Giuseppe Provenzale
La prima domanda se la pongono, nell’Esodo, gli ebrei di fronte alla manna, descritta “come seme di coriandolo, bianco, di sapore come di fior di farina con miele”, la seconda è quella che, nel Vangelo di san Giovanni, uno scettico, seppur tormentato, Pilato pone a Gesù.
Di fronte al divino, pur fisicamente presente, l’uomo si chiede cose a cui non sa fornire risposte, quesiti la cui proposizione, forse, per gli uomini – erranti – non prevede che ulteriori domande.
“Scandalo per i giudei, stoltezza per i pagani”, la stessa, possibilità della verità è, da secoli ormai, “scientificamente” negata, limitata quando va bene, in nome di una sedicente libertà.
Ma della verità necessitiamo, come nutrimento, ben oltre i quarant’anni aneliamo ad essa, che nei giorni più caldi si scioglie al sole e, quando non raccolta abbastanza in fretta, viene attaccata dai vermi. La medesima sorte che subisce oggi: senza il rispetto delle regole che ne amministrano la fruizione non nutre, se lo scetticismo non permette di penetrarne il messaggio sarà la contingenza a determinare le nostre scelte, ad essa irrimediabilmente contrarie.
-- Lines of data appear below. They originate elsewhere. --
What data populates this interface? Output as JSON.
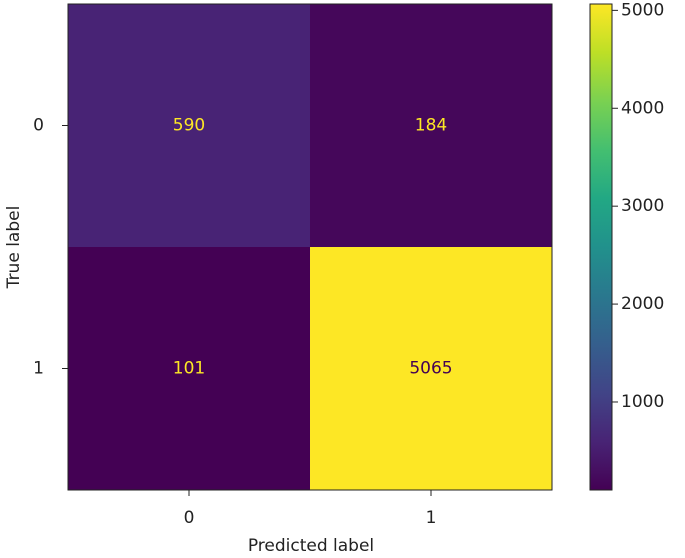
{
  "chart_data": {
    "type": "heatmap",
    "x_label": "Predicted label",
    "y_label": "True label",
    "x_categories": [
      "0",
      "1"
    ],
    "y_categories": [
      "0",
      "1"
    ],
    "values": [
      [
        590,
        184
      ],
      [
        101,
        5065
      ]
    ],
    "colormap": [
      "#440154",
      "#482475",
      "#414487",
      "#355f8d",
      "#2a788e",
      "#21918c",
      "#22a884",
      "#44bf70",
      "#7ad151",
      "#bddf26",
      "#fde725"
    ],
    "clim": [
      101,
      5065
    ],
    "cticks": [
      1000,
      2000,
      3000,
      4000,
      5000
    ]
  }
}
E le due domande permangono, restano domande. Ma, se chi, come Mosè nel deserto, ha responsabilità di comando crede nella verità, nessun catino d’acqua sarà richiesto per tentar di lavare, con le mani, la coscienza ed essa potrà almeno nutrirci, non priva di regole, perché è il solo cibo di cui, nel deserto, disponiamo. Un cibo che toglie la fame e soddisfa il palato, pietanza che non stanca, ma di cui si possono fare scorte limitate, e che, nonostante tutto, sempre scende dal cielo.
Rallegriamoci, dunque, come gli ebrei, facciamolo “anche così”, meglio – parafrasando sant’Agostino – ritrovare la verità senza capire che non capire senza ritrovarla.